2. Design a Big Data repository based on your goals ― St. Michael’s primary goal was speed. Its machine learning initiatives are aimed at providing rapid responses to critical questions. “For us, it wasn’t a difficult decision. We had a clear sense of what we wanted out of our analytics,” Petch said. “That meant going with a data warehouse where we put a lot of work upfront to structure and to clean our data to make it as analysis-ready as possible.” The alternative ― the data lake ― ingests disparate data from multiple sources without the upfront normalization, broadening its scope but requiring valuable time to cleanse the data prior to analysis.

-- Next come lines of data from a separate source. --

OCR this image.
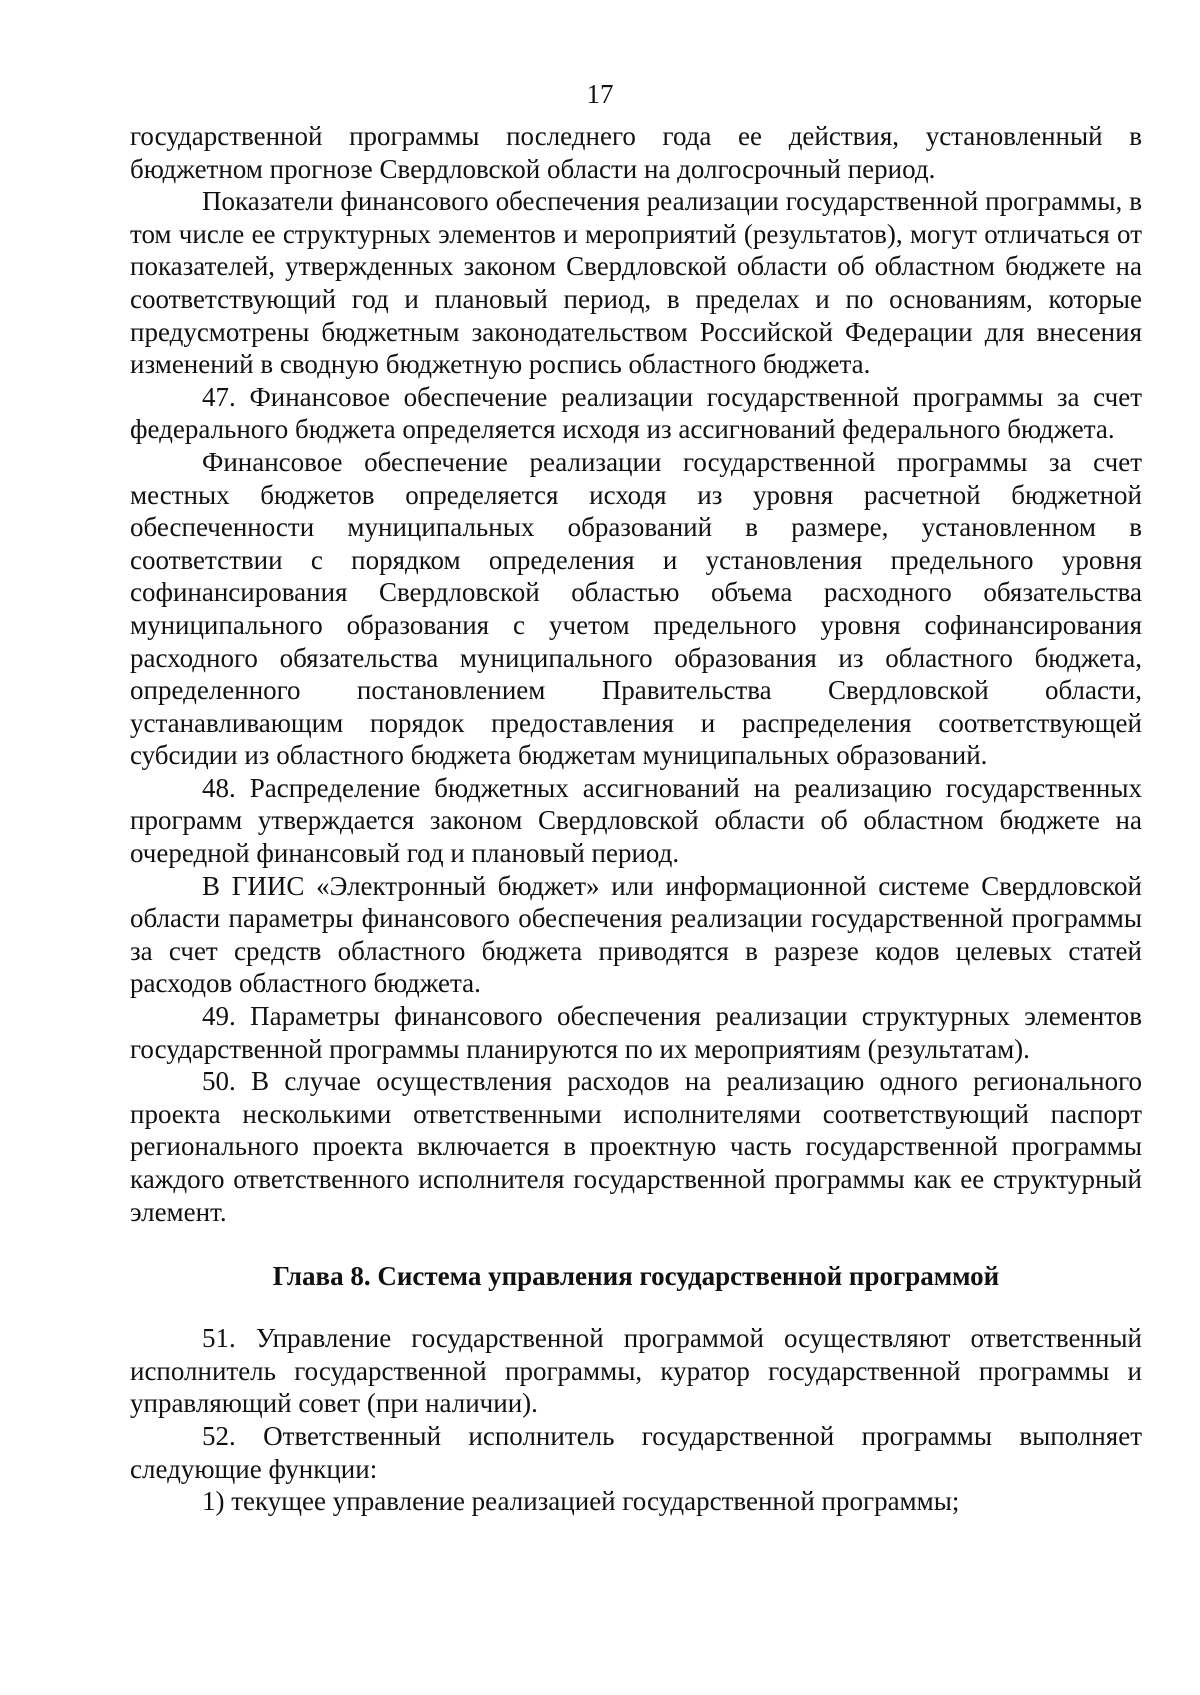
17

государственной программы последнего года ее действия, установленный в бюджетном прогнозе Свердловской области на долгосрочный период.

Показатели финансового обеспечения реализации государственной программы, в том числе ее структурных элементов и мероприятий (результатов), могут отличаться от показателей, утвержденных законом Свердловской области об областном бюджете на соответствующий год и плановый период, в пределах и по основаниям, которые предусмотрены бюджетным законодательством Российской Федерации для внесения изменений в сводную бюджетную роспись областного бюджета.

47. Финансовое обеспечение реализации государственной программы за счет федерального бюджета определяется исходя из ассигнований федерального бюджета.

Финансовое обеспечение реализации государственной программы за счет местных бюджетов определяется исходя из уровня расчетной бюджетной обеспеченности муниципальных образований в размере, установленном в соответствии с порядком определения и установления предельного уровня софинансирования Свердловской областью объема расходного обязательства муниципального образования с учетом предельного уровня софинансирования расходного обязательства муниципального образования из областного бюджета, определенного постановлением Правительства Свердловской области, устанавливающим порядок предоставления и распределения соответствующей субсидии из областного бюджета бюджетам муниципальных образований.

48. Распределение бюджетных ассигнований на реализацию государственных программ утверждается законом Свердловской области об областном бюджете на очередной финансовый год и плановый период.

В ГИИС «Электронный бюджет» или информационной системе Свердловской области параметры финансового обеспечения реализации государственной программы за счет средств областного бюджета приводятся в разрезе кодов целевых статей расходов областного бюджета.

49. Параметры финансового обеспечения реализации структурных элементов государственной программы планируются по их мероприятиям (результатам).

50. В случае осуществления расходов на реализацию одного регионального проекта несколькими ответственными исполнителями соответствующий паспорт регионального проекта включается в проектную часть государственной программы каждого ответственного исполнителя государственной программы как ее структурный элемент.

Глава 8. Система управления государственной программой

51. Управление государственной программой осуществляют ответственный исполнитель государственной программы, куратор государственной программы и управляющий совет (при наличии).

52. Ответственный исполнитель государственной программы выполняет следующие функции:

1) текущее управление реализацией государственной программы;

3. Future-proof ― Pick a data platform that can grow as you scale up. Said Syed: “We’ve gone from needing significant resources for analytical projects on dedicated hardware that would be underused most of the time, insufficient when jobs really needed to be run, and outdated rapidly as Moore’s law continued to hold strong — to being able to run extremely powerful pipelines at a fraction of the cost using large amounts of computational capacity in bursts as needed on top of continuously updated and evolving infrastructure.” Whether run on premise or in the cloud, as Syed’s team does, look for a data platform that provides scalability and speed for machine learning projects.
“Whatever tools an organization decides to use, I would encourage them to think about this element of it: How are you going to set up your advanced analytics infrastructure so that you can do your analysis very quickly?” Petch said. “It’s a very narrow window. To get the full value of machine learning, you need to get your insights to decision-makers in a timely fashion.”